Alex Brown: Hugo 2022 Fanwriter Finalist

Name: Alex Brown

Pronouns: They/them

Alex Brown is an award-winning SF&F critic (2020 Ignyte Best Critic Award), librarian and fan writer who has written for Locus,, NPR and Buzzfeed. They’ve also written two non-fiction books about the Napa Valley. On their blog they describe their writing and themselves:

“Much of their writing covers Black history, librarianship, YA, and speculative fiction. Alex is ace/aro, genderqueer, and biracial Black.”

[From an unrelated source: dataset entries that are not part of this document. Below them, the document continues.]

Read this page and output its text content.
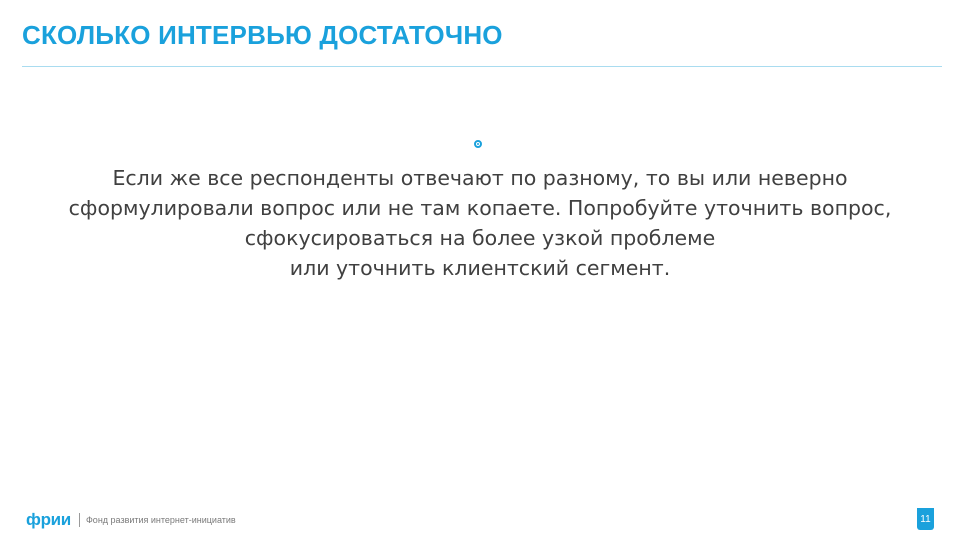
СКОЛЬКО ИНТЕРВЬЮ ДОСТАТОЧНО
Если же все респонденты отвечают по разному, то вы или неверно
сформулировали вопрос или не там копаете. Попробуйте уточнить вопрос,
сфокусироваться на более узкой проблеме
или уточнить клиентский сегмент.
фрии Фонд развития интернет-инициатив	11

Brown is a prolific reviewer who produces regular round-ups of new releases as well as reviews of SF&F and YA books.

What’s in the packet

Brown has several PDFs of their work from their blog, Locus and, as well as a compendium PDF that puts them all together in a single document. They include reviews of:

  • A Chorus Rises by Bethany C. Morrow
  • The Book of Accidents by Chuck Wendig
  • Folklorn by Angela Mi Young Hur
  • Piranesi by Susanna Clarke
  • Soulstar by C. L. Polk
  • The Heartbreak Bakery by A.R. Capetta
  • The Witch King by H.E. Edgmon
  • Amazon Prime miniseries, Underground Railroad
  • The Mirror Season by Anna-Marie McLemore

In particular, I enjoyed reading their review of Piranesi — a book that really benefits from multiple perspectives:

“The longer he says in the House, the more Matthew Rose Sorensen’s very identity and sense of self are stripped away. He finds a form of control in his uncontrollable world by tracking the tides and searching for meaning in the movements of the birds and the expressions of the statues, but it’s false. He is subject to the environment and the whims of a capricious white man just as enslaved Africans were a century and a half before. The trauma is more than the act of being imprisoned, it’s the overarching history of slavery. Matthew/Piranesi is not like Ketterley’s slave; he is his slave.”

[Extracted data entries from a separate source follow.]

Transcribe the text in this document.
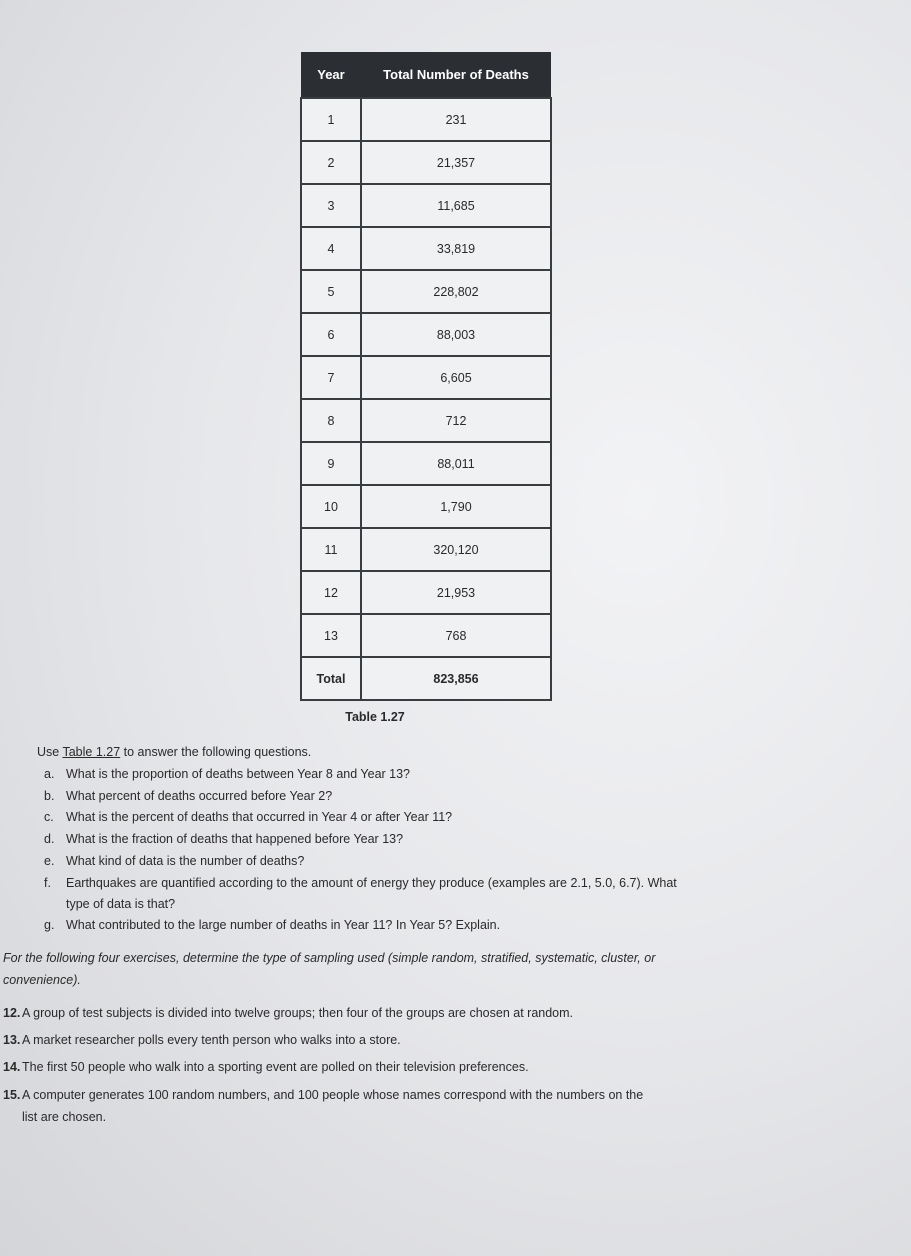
Year	Total Number of Deaths
1	231
2	21,357
3	11,685
4	33,819
5	228,802
6	88,003
7	6,605
8	712
9	88,011
10	1,790
11	320,120
12	21,953
13	768
Total	823,856
Table 1.27
Use Table 1.27 to answer the following questions.
a. What is the proportion of deaths between Year 8 and Year 13?
b. What percent of deaths occurred before Year 2?
c. What is the percent of deaths that occurred in Year 4 or after Year 11?
d. What is the fraction of deaths that happened before Year 13?
e. What kind of data is the number of deaths?
f. Earthquakes are quantified according to the amount of energy they produce (examples are 2.1, 5.0, 6.7). What
type of data is that?
g. What contributed to the large number of deaths in Year 11? In Year 5? Explain.
For the following four exercises, determine the type of sampling used (simple random, stratified, systematic, cluster, or
convenience).
12. A group of test subjects is divided into twelve groups; then four of the groups are chosen at random.
13. A market researcher polls every tenth person who walks into a store.
14. The first 50 people who walk into a sporting event are polled on their television preferences.
15. A computer generates 100 random numbers, and 100 people whose names correspond with the numbers on the
list are chosen.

The packet provides a short survey of a much larger body of work that encompasses Brown’s extensive writing on books.

Why you should vote for Alex Brown

Reviews and criticism enrich our experience of reading but it is the fostering of dialogue about stories, a rich, ongoing community discussion and debate about books that make reviews and criticism a key element of fandom.

Brown brings their own perspective to their reading and their capacity to tease out of books the depth and richness of the stories is notable.

Also, they like Caramel Hob Nobs (see ) — I didn’t even know British biscuit technology had reached such dizzying heights in my absence!